Respondent must bear in mind that as custodian of the court’s funds and property, she is liable for whatever loss or damage may result from her own act or omission. The mandatory nature of this duty is designed to promote full accountability for government funds. Respondent did not observe due diligence in her duty. She failed to show sufficient proof of payment of the cash bond and must therefore take full responsibility for the unaccounted money.
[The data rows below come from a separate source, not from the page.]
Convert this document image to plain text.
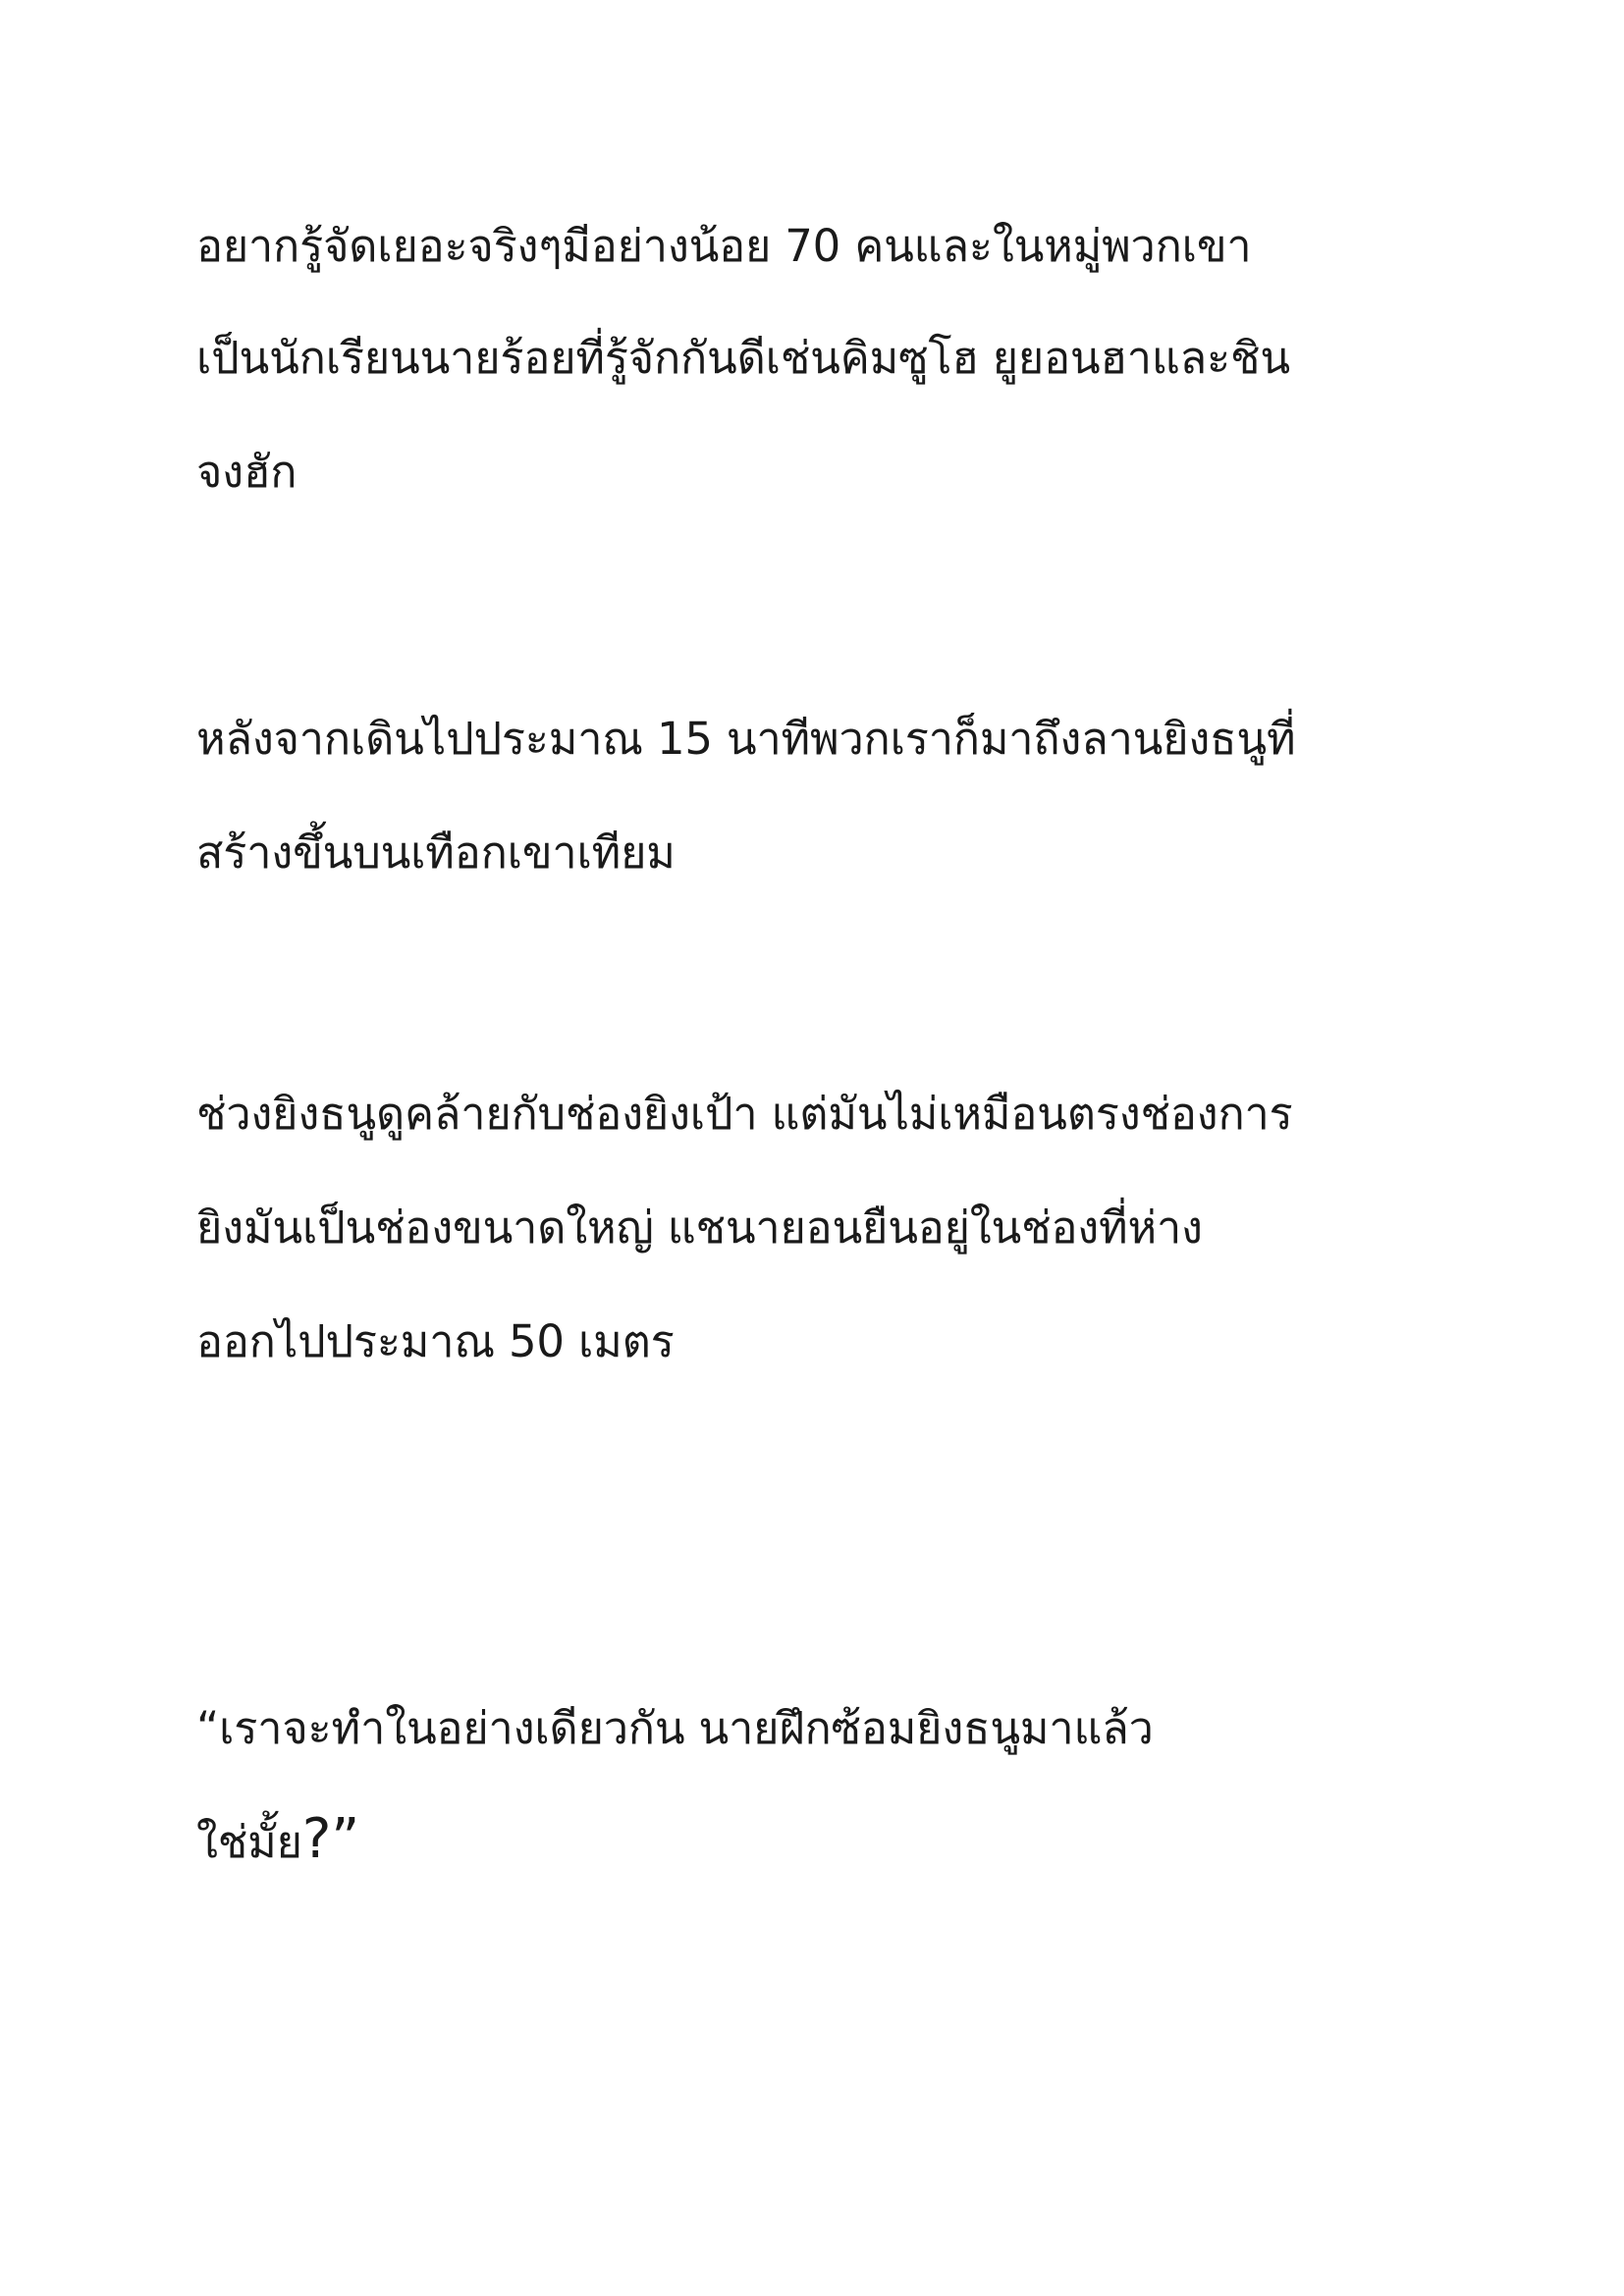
อยากรู้จัดเยอะจริงๆมีอย่างน้อย 70 คนและในหมู่พวกเขา
เป็นนักเรียนนายร้อยที่รู้จักกันดีเช่นคิมซูโฮ ยูยอนฮาและชิน
จงฮัก
หลังจากเดินไปประมาณ 15 นาทีพวกเราก็มาถึงลานยิงธนูที่
สร้างขึ้นบนเทือกเขาเทียม
ช่วงยิงธนูดูคล้ายกับช่องยิงเป้า แต่มันไม่เหมือนตรงช่องการ
ยิงมันเป็นช่องขนาดใหญ่ แชนายอนยืนอยู่ในช่องที่ห่าง
ออกไปประมาณ 50 เมตร
“เราจะทำในอย่างเดียวกัน นายฝึกซ้อมยิงธนูมาแล้ว
ใช่มั้ย?”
We emphasize that a clerk of court must be an individual of competence, honesty and integrity. The prestige of the office entails the corresponding responsibility to safeguard its integrity and proceedings, to earn respect therefor, and to uphold the confidence of the public in the administration of justice.[14] Verily, the conduct of a clerk of court at all times must not only be characterized by propriety and decorum, but must also be above suspicion.[15]
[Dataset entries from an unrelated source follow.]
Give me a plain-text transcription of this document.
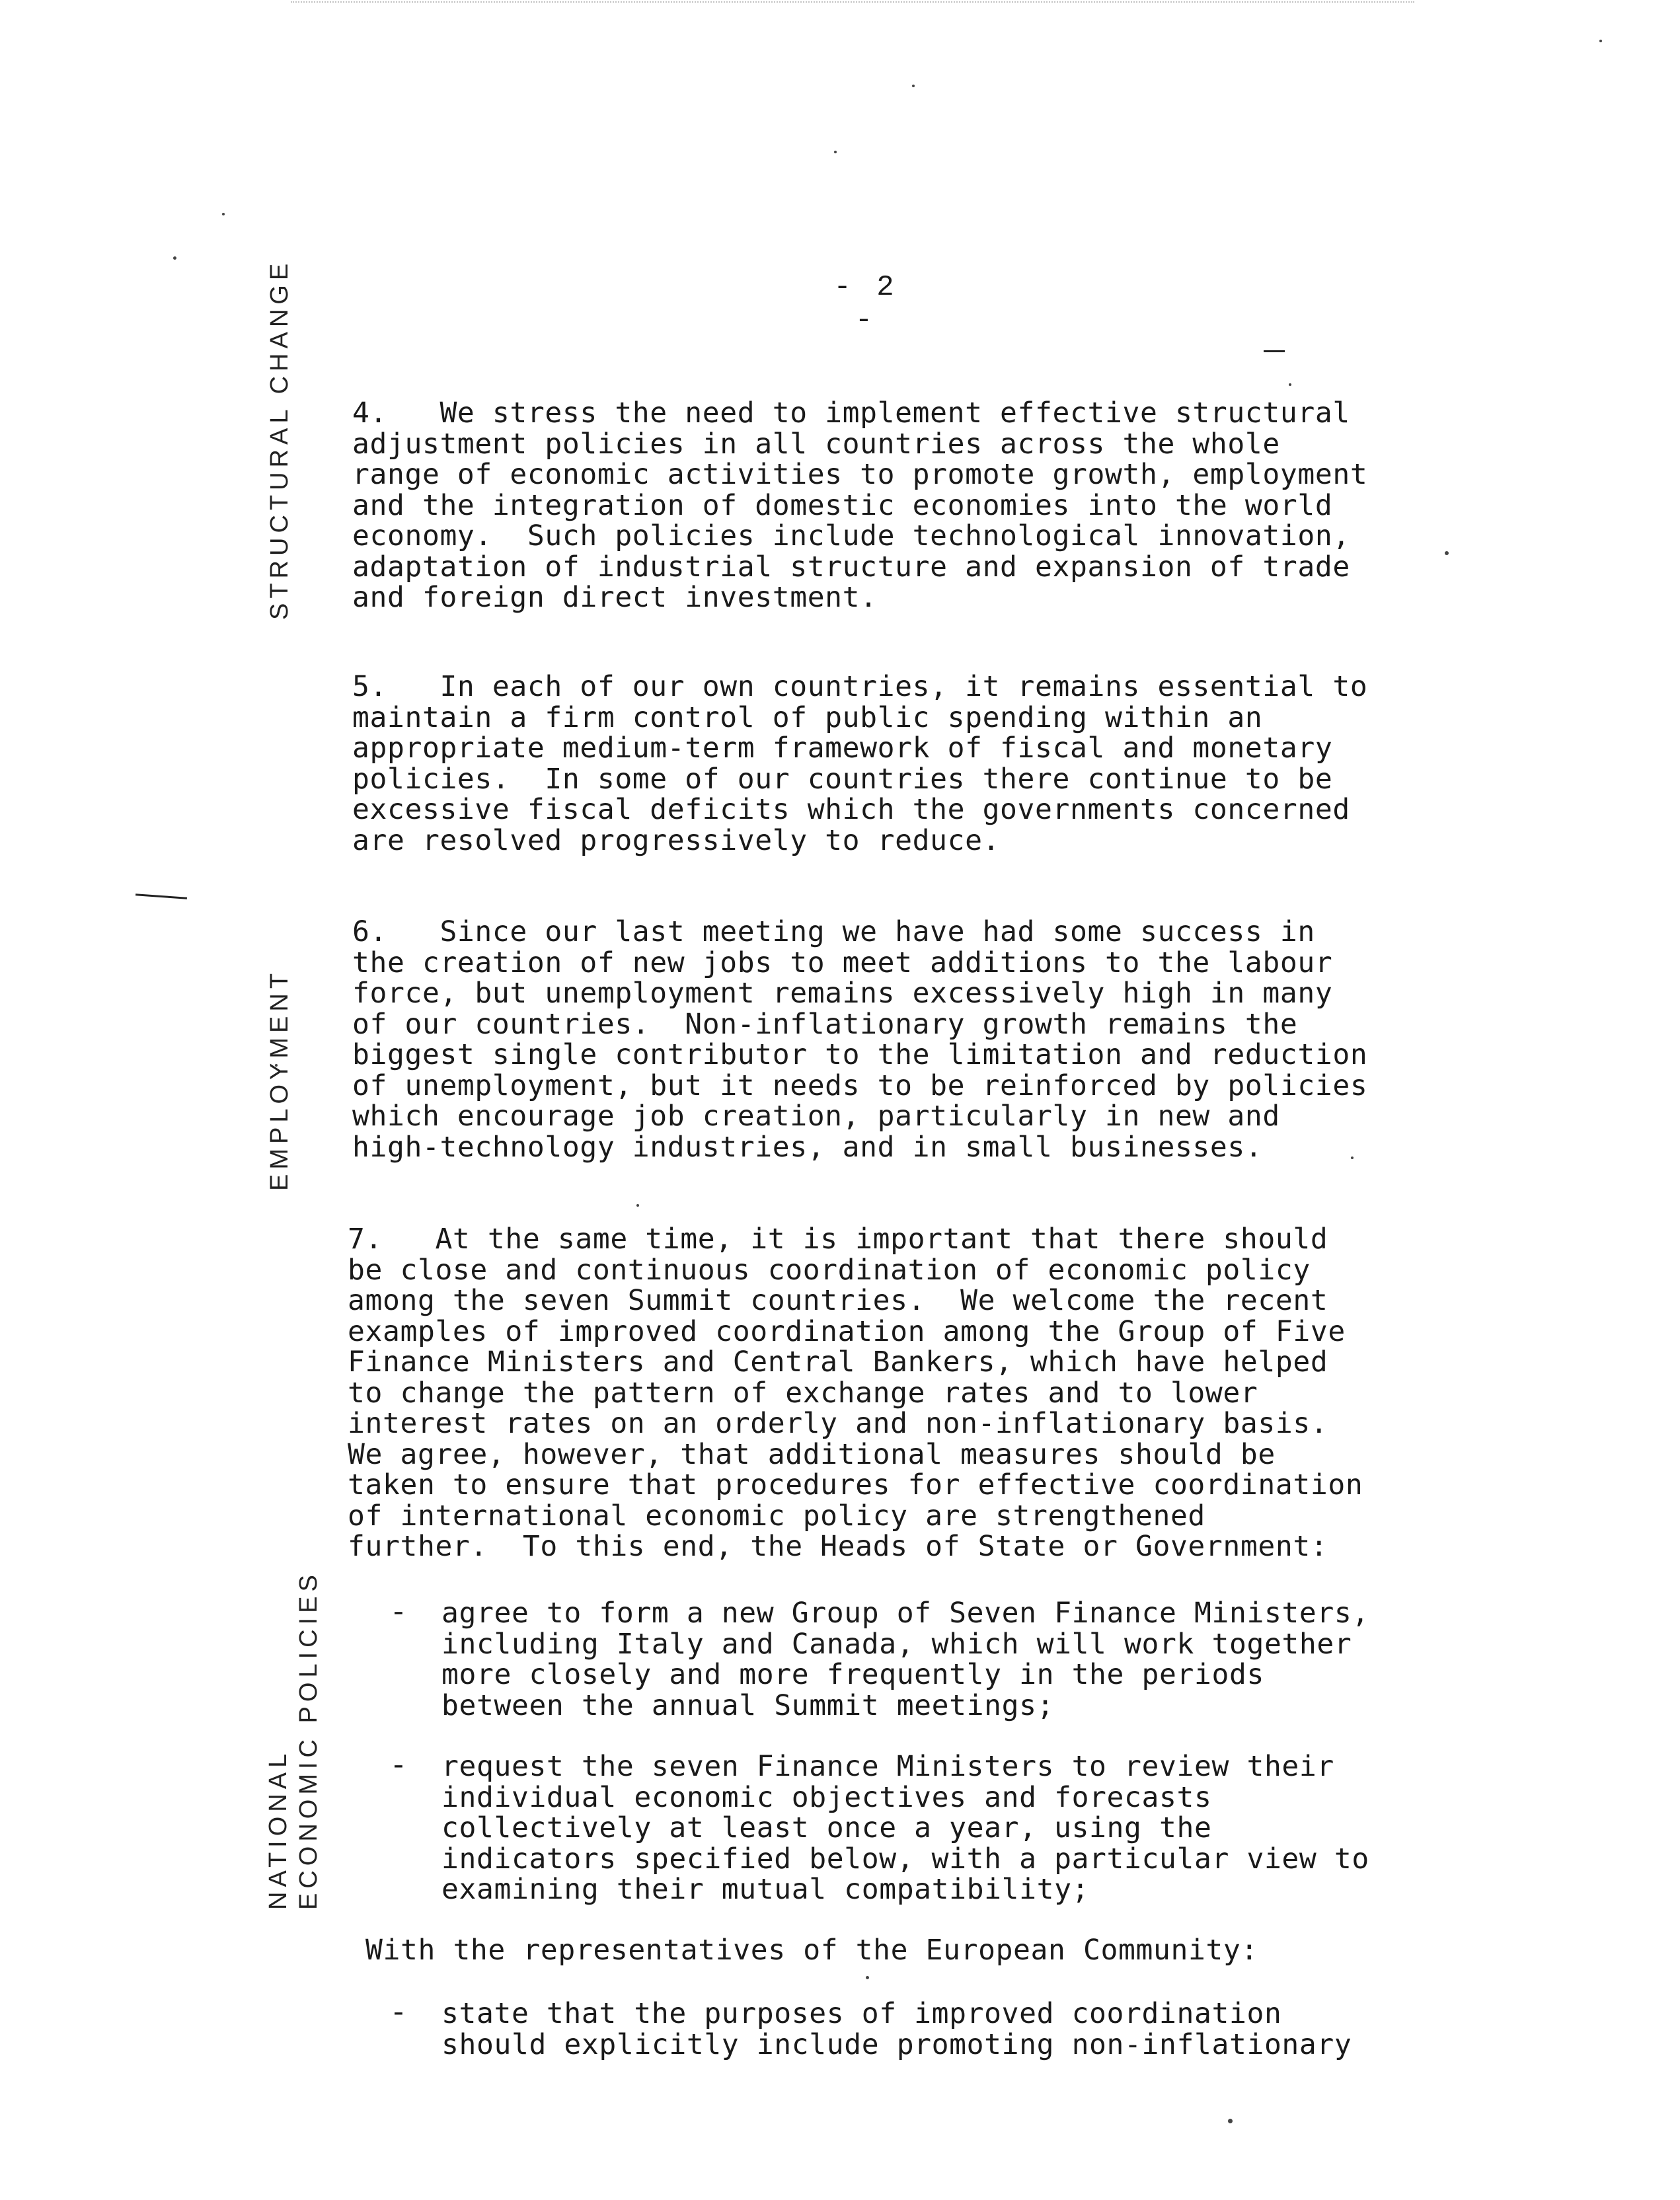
- 2 -
STRUCTURAL CHANGE
EMPLOYMENT
NATIONAL ECONOMIC POLICIES
4.   We stress the need to implement effective structural
adjustment policies in all countries across the whole
range of economic activities to promote growth, employment
and the integration of domestic economies into the world
economy.  Such policies include technological innovation,
adaptation of industrial structure and expansion of trade
and foreign direct investment.
5.   In each of our own countries, it remains essential to
maintain a firm control of public spending within an
appropriate medium-term framework of fiscal and monetary
policies.  In some of our countries there continue to be
excessive fiscal deficits which the governments concerned
are resolved progressively to reduce.
6.   Since our last meeting we have had some success in
the creation of new jobs to meet additions to the labour
force, but unemployment remains excessively high in many
of our countries.  Non-inflationary growth remains the
biggest single contributor to the limitation and reduction
of unemployment, but it needs to be reinforced by policies
which encourage job creation, particularly in new and
high-technology industries, and in small businesses.
7.   At the same time, it is important that there should
be close and continuous coordination of economic policy
among the seven Summit countries.  We welcome the recent
examples of improved coordination among the Group of Five
Finance Ministers and Central Bankers, which have helped
to change the pattern of exchange rates and to lower
interest rates on an orderly and non-inflationary basis.
We agree, however, that additional measures should be
taken to ensure that procedures for effective coordination
of international economic policy are strengthened
further.  To this end, the Heads of State or Government:
- agree to form a new Group of Seven Finance Ministers,
including Italy and Canada, which will work together
more closely and more frequently in the periods
between the annual Summit meetings;
- request the seven Finance Ministers to review their
individual economic objectives and forecasts
collectively at least once a year, using the
indicators specified below, with a particular view to
examining their mutual compatibility;
With the representatives of the European Community:
- state that the purposes of improved coordination
should explicitly include promoting non-inflationary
Respondent, as clerk of court, is expected to be a role model[16] for the other court employees -- to be emulated in the performance of her duties as well as in her conduct and behavior as a civil servant.[17] She cannot afford to err without affecting the integrity of the court or the efficient administration of justice.

We agree with the recommendation of the investigating judge that respondent be administratively sanctioned for nonfeasance or neglect of duty. However, the recommended penalty of reprimand is too light. Her failure to observe due diligence in her duty as custodian of the court’s funds constitutes neglect of duty which, under the Civil Service Law and Omnibus Rules implementing the same,[18] is a less grave offense penalized with suspension of one (1) month and one (1) day to six (6) months for the first offense and dismissal for the second offense. As this appears to be the first infraction of respondent, we find her suspension for one (1) month and one (1) day without pay to be a sufficient penalty for her offense.

Furthermore, to prevent any undue adverse effect on the public service which would ensue should work be left unattended by reason of respondent’s suspension, we deem it wise to convert her penalty to the payment of a fine. Thus, in line with jurisprudence,[19] we impose a fine instead of a suspension, so that she can continue to discharge her assigned tasks.

WHEREFORE, Remedios C. Base, clerk of court of the Municipal Trial Court (MTC) of Brooke’s Point, Palawan, is found guilty of simple neglect of duty and a FINE equivalent to her one-month salary is hereby imposed on her, with a WARNING that a repetition of the same or a similar act shall be dealt with more severely. She is further ordered to PAY P1,000 to Joseph Angeles representing the balance of the cash due him.

SO ORDERED.

Puno, (Chairman), Sandoval-Gutierrez, Corona, and Carpio-Morales, JJ., concur.



[1] Dated September 11, 1998; rollo, pp. 1-4.

[2] OCA Report, p. 1; rollo, p. 15.

[3] Rollo, pp. 7-10.

[4] Annex B-1, respondent’s Answer; rollo, p.10.

[5] Rollo, pp. 15-16.

[6] Id., pp. 302-311.

[7] The case was deemed submitted for decision on July 31, 2002, per Resolution of the Third Division of the Supreme Court.

[8] Judge Fernandez’s Report and Recommendation, p. 9; rollo, p. 310.

[9] §1, Article XI, Constitution.

[10] Bandong v. Ching, 261 SCRA 10, August 23, 1996; citing Sy v. Academia, 198 SCRA 705, 717, July 3, 1991.

[11] Angeles v. Bantug, 209 SCRA 413, May 29, 1992.

[12] Manual for Clerks of Court, Section B, Chapter I.

[13] OCA v. Orbigo-Marcelo, AM No. P-00-1415-MeTC, August 30, 2001.

[14] Anonymous v. Geverola, 279 SCRA 279, September 18, 1997.

[15] Solidbank Corporation v. Capoon Jr., 289 SCRA 9, April 15, 1998.

[16] Paa v. Remigio, 88 SCRA 593, February 28, 1979.

[17] Mallare v. Ferry, AM Nos. P-00-1381 and P-00-1382, July 31, 2001.

[18] Uniform Rules on Administrative Cases in the Civil Service, §52, b(1).

[19] See Aquino v. Lavadia, AM No. P-01-1483, September 20, 2001; Amane v. Mendoza-Arce, 318 SCRA 465, November 19, 1999.